Le 3 juillet sur la chaîne de télévision Grozny, Ramzan Kadyrov a évoqué cette histoire. «Ainsi Oleg Orlov (le chef de Mémorial) est un plus grand patriote de ma république que moi-même? Il se fait du souci pour ma république? Ils (les défenseurs des droits de l’homme) sont largement financés par l’Occident et pour justifier leurs salaires ils publient des saloperies sur Internet. Je ne les considère donc pas comme mes opposants. Ils sont des ennemis du peuple, de la loi et de l’Etat». Ramzan Kadyrov avait accordé son interview en tchétchène, ce sont les employés de Mémorial qui l’ont traduite.

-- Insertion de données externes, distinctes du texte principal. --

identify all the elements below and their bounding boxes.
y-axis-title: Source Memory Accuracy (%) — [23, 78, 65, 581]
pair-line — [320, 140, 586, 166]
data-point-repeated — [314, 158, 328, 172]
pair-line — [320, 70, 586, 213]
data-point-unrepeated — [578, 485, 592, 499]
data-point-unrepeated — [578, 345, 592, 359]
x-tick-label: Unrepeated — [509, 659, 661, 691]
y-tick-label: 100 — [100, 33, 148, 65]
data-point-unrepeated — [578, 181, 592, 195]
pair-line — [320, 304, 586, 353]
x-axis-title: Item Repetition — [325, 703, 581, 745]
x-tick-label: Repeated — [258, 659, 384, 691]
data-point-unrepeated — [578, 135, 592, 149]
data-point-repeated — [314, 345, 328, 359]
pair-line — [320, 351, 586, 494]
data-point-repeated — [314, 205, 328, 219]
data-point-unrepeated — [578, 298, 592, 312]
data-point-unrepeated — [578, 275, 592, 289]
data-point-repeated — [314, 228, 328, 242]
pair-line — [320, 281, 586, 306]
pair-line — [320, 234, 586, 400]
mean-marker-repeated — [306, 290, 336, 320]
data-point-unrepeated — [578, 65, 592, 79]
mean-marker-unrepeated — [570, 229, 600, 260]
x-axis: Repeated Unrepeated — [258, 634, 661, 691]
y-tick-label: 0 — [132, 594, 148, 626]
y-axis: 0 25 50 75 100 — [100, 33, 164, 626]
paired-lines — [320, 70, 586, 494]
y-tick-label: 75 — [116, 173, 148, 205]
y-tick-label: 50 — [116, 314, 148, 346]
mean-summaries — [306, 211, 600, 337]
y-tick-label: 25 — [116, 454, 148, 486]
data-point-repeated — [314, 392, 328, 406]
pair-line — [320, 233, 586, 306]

Oleg Orlov n’a pas exclu devoir suspendre l’activité de Mémorial en Tchétchénie après de tels discours du chef de la république. «Lors de la première moitié de 2009, les fonctionnaires tchétchènes avaient constamment pris à parti publiquement les défenseurs des droits de l’homme avec une véhémence croissante. Le 15 juillet 2009, Natalia Estemirova (activiste russe qui défendait activement les droits de l'homme) a été tuée, a rappelé Oleg Orlov. Un an plus tard nous faisons face à la même situation. Les paroles de Ramzan Kadyrov risquent d’avoir des conséquences graves».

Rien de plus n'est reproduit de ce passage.